With the shopping cart abandonment rate problem (remember it was 40%,) it went up and then it started plateauing. In our bi-weekly discussions with the team that owned that objective, we asked what kinds of things they were doing to make the number go up and what they told us made a lot of sense and it just didn’t seem to be budging. So when we went back to the investment committee, we said, ‘Here’s what we’re seeing. It did this. We’re trying everything, it’s not helping. We suggest that we stop investing in this objective and put the money on something else.’
That they thought was pretty strange because no project ever returns money. The point of this process was that because we were going to constantly be reviewing it, the central body still had control over it in every relevant sense. In fact, more control than if we had started with a big set of requirements and could constantly remake the decision about whether the spending was going well and divert resources.
Ultimately, this project was continued. It was planned to be about a four-year project, after about two and a half years, the team said, we’re done. We’ve accomplished these five objectives to the extent that they can be accomplished so let’s just return the rest of the money.
This I think is the perfect model for the Age of Napoleon, where you have all this complexity and uncertainty.

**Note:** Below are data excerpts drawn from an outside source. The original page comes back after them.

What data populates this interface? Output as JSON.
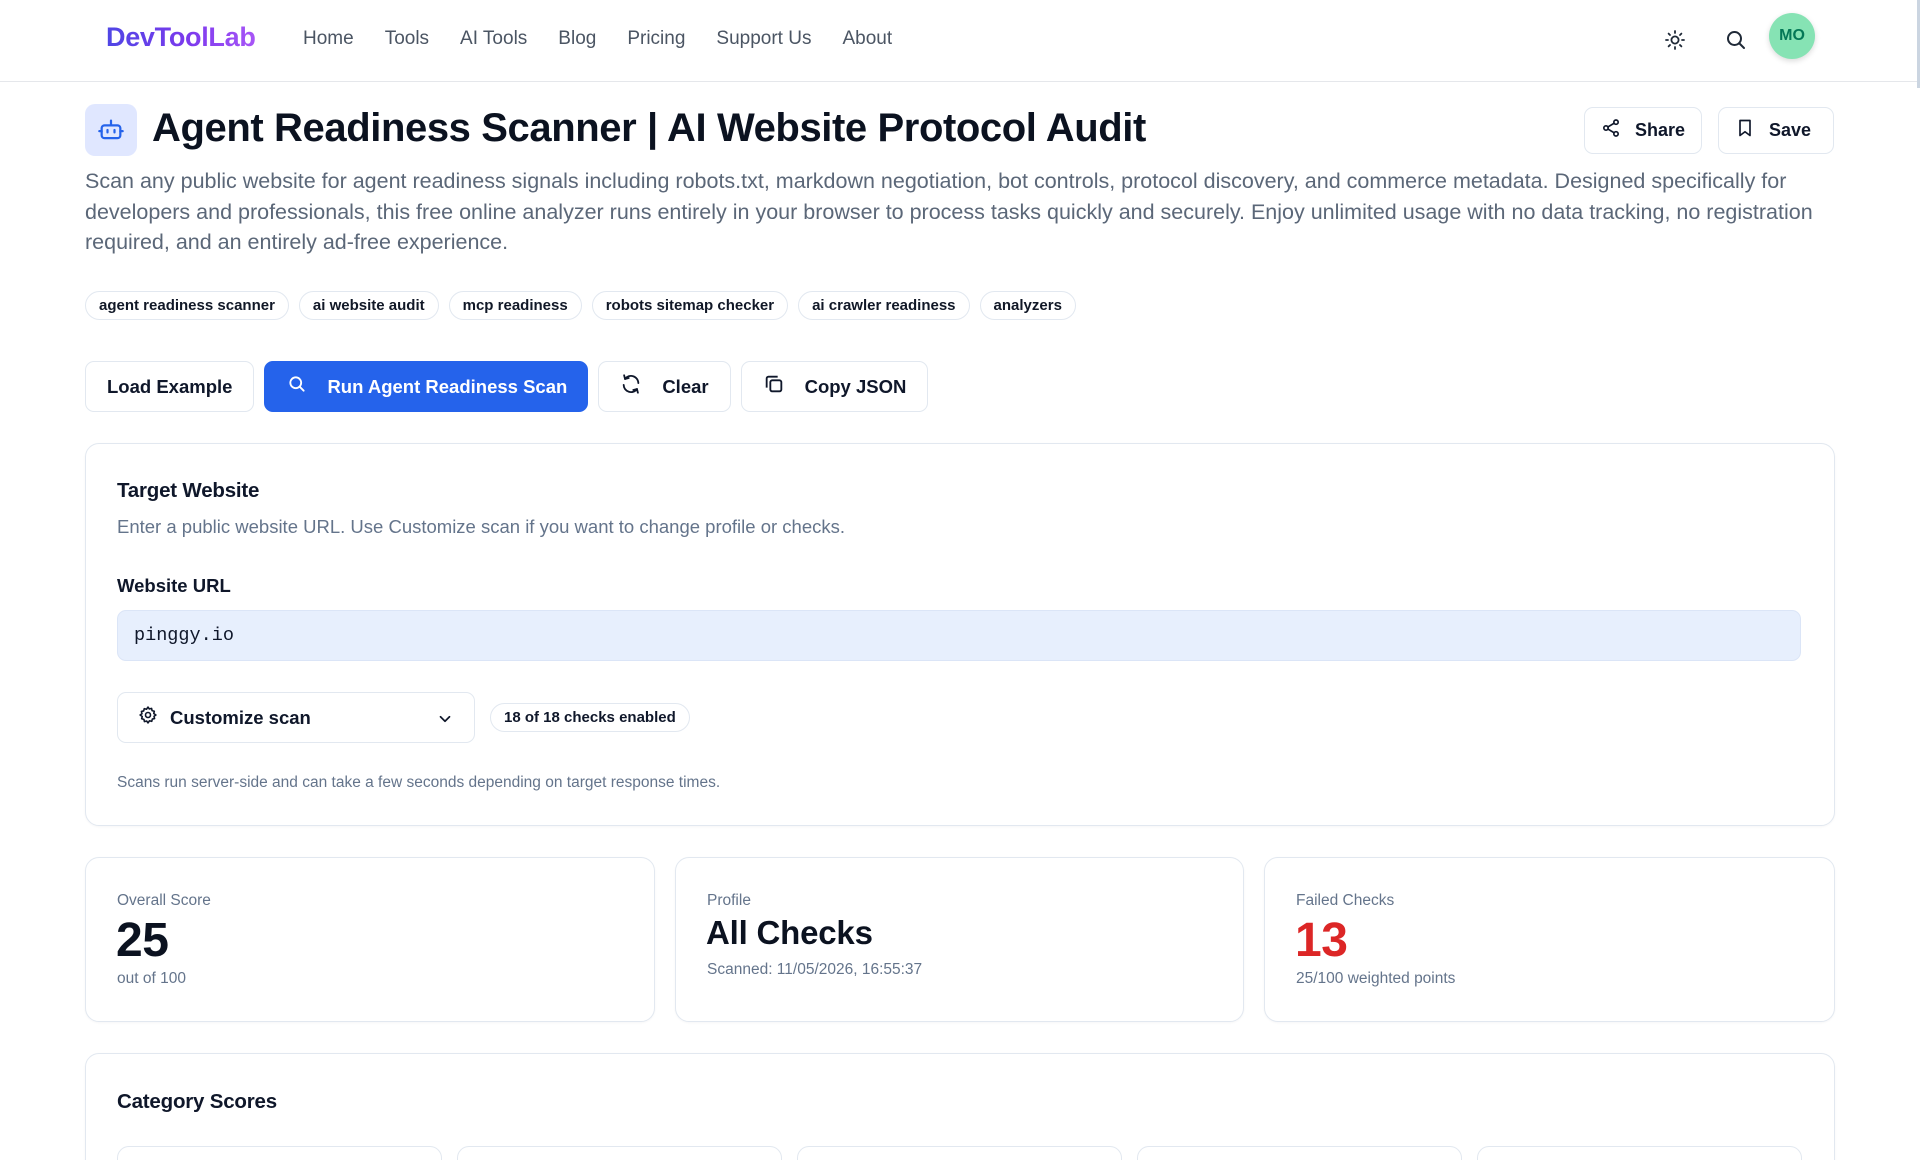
{
  "header": {
    "logo": "DevToolLab",
    "nav": [
      "Home",
      "Tools",
      "AI Tools",
      "Blog",
      "Pricing",
      "Support Us",
      "About"
    ],
    "avatar_initials": "MO"
  },
  "page": {
    "title": "Agent Readiness Scanner | AI Website Protocol Audit",
    "share_label": "Share",
    "save_label": "Save",
    "description": "Scan any public website for agent readiness signals including robots.txt, markdown negotiation, bot controls, protocol discovery, and commerce metadata. Designed specifically for developers and professionals, this free online analyzer runs entirely in your browser to process tasks quickly and securely. Enjoy unlimited usage with no data tracking, no registration required, and an entirely ad-free experience.",
    "tags": [
      "agent readiness scanner",
      "ai website audit",
      "mcp readiness",
      "robots sitemap checker",
      "ai crawler readiness",
      "analyzers"
    ]
  },
  "actions": {
    "load_example": "Load Example",
    "run_scan": "Run Agent Readiness Scan",
    "clear": "Clear",
    "copy_json": "Copy JSON"
  },
  "target": {
    "title": "Target Website",
    "subtitle": "Enter a public website URL. Use Customize scan if you want to change profile or checks.",
    "url_label": "Website URL",
    "url_value": "pinggy.io",
    "customize_label": "Customize scan",
    "checks_pill": "18 of 18 checks enabled",
    "note": "Scans run server-side and can take a few seconds depending on target response times."
  },
  "stats": {
    "overall": {
      "label": "Overall Score",
      "value": "25",
      "sub": "out of 100"
    },
    "profile": {
      "label": "Profile",
      "value": "All Checks",
      "sub": "Scanned: 11/05/2026, 16:55:37"
    },
    "failed": {
      "label": "Failed Checks",
      "value": "13",
      "sub": "25/100 weighted points",
      "color": "#dc2626"
    }
  },
  "category": {
    "title": "Category Scores"
  },
  "colors": {
    "primary": "#2563eb",
    "danger": "#dc2626"
  },
  "icons": {
    "theme": "sun-icon",
    "search": "search-icon",
    "bot": "bot-icon",
    "share": "share-icon",
    "save": "bookmark-icon",
    "clear": "refresh-icon",
    "copy": "copy-icon",
    "settings": "gear-icon",
    "dropdown": "chevron-down-icon"
  }
}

By decentralizing the decision-making to the teams but yet agreeing on an objective that could be used for control centrally, everybody was aligned, all of the controls were in place around the investment, the team could be innovative and could be testing hypotheses and continuing to invest in the things that were working. Their accountability was to accomplish the objectives, which is what the business case was built on in the first place.

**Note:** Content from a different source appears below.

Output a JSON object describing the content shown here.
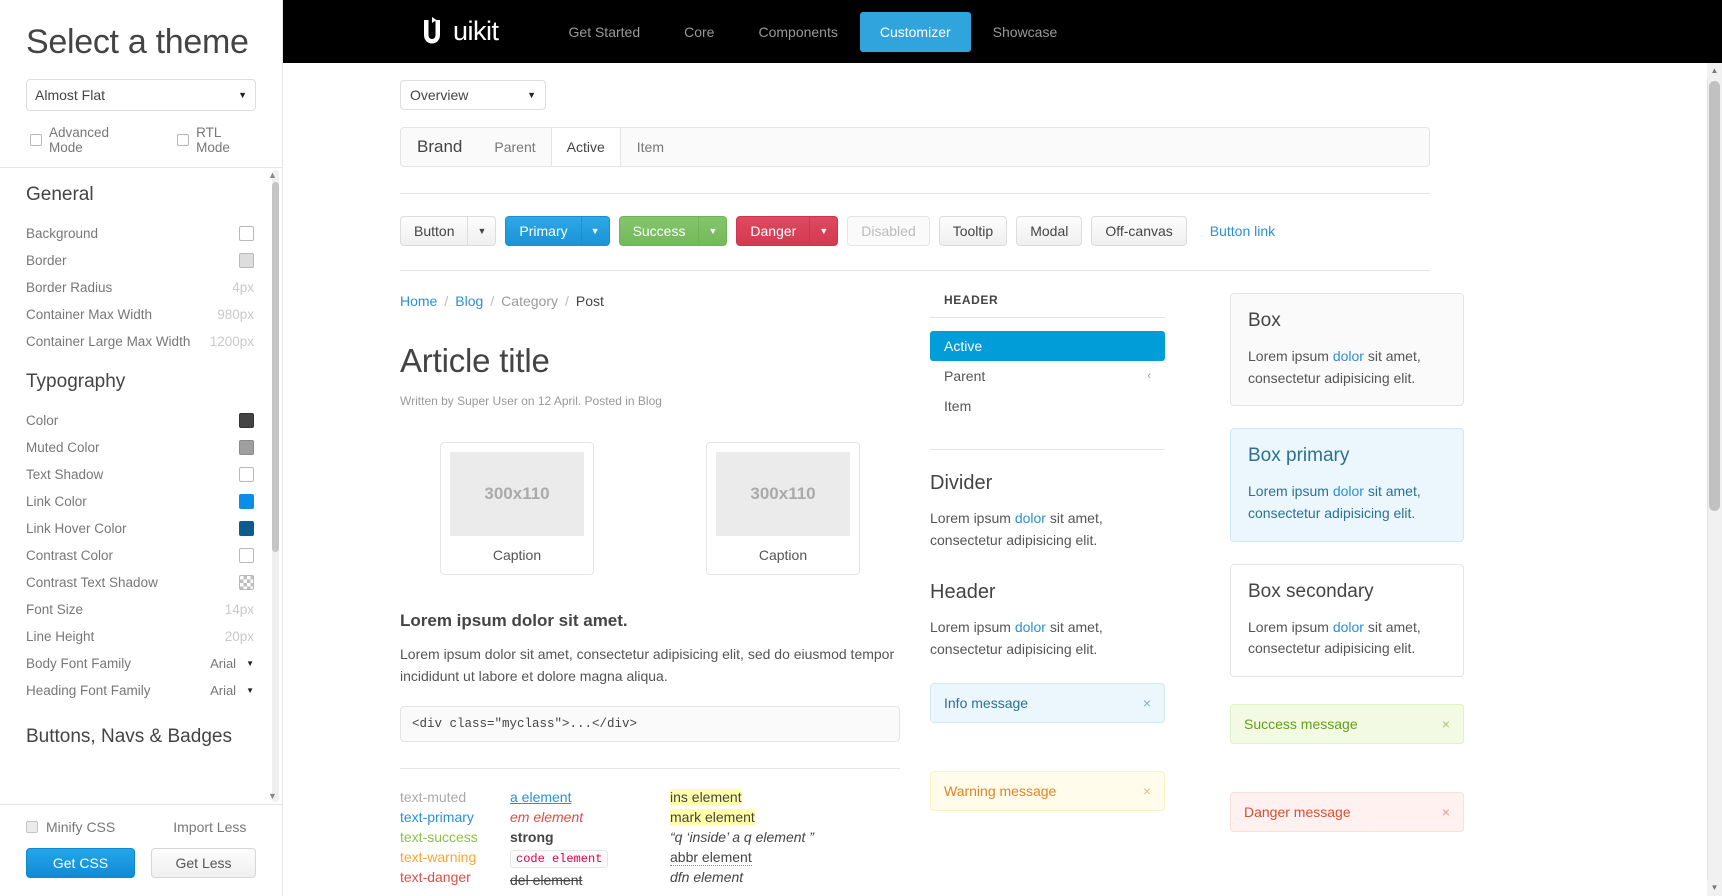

These three models are all ways to stop this big long investment decision cycle
They can help make it much shorter by decentralizing control over the decisions so they don’t have to go to Napoleon who’s a mile away and come back again. But yet, the central authority still has control over it in every meaningful sense and can manage the risk of it.
The three models again were product team that owns its own roadmap but has influence from the center.
The budget model where funds are allocated through a hierarchy until they reach a team which now has the funds (or really in most cases the number of teams, the production capacity,) and they’re going to decide how to use it. Then the central authority can reallocate funds and make changes based on how well it’s being spent.
Then the third model where what’s cascaded from the center is just an objective and the team then has the freedom within that objective to do whatever it is able to find that will accomplish the objective. Essentially, the requirements can vary, which is really what we want and agile world.
These aren’t the only a possible models but I wanted to throw them out there as ways to think about the problem. But the problem is still we have to shrink this long cycle if we’re going to take full advantage of the DevOps short cycle time and the flexibility that we get from it.
Going back to Napoleon, I think the important thing to realize is shrinking cycle times is not about doing things faster.
His army is on the field, it’s going to take as long as it takes. It’s not about the speed, it’s about the quality of the decisions. Napoleon can’t make good decisions from where he is because the cycle time for his decisions is out of sync with the cycle time that things are actually happening.
I think when you put DevOps into an enterprise, it’s the same concern.
It’s not just about how quickly you can get stuff to market (although that’s important,) it’s also about how your central organization can still have good control and still make good decisions while the action is moving really fast both in the business context and in the DevOps process.
You need to make this cycle time fast so that you can make really good decisions, so that you can lead your army to success as Napoleon didn’t do against Russia in the end.
That I think is what Tolstoy has to teach us about DevOps.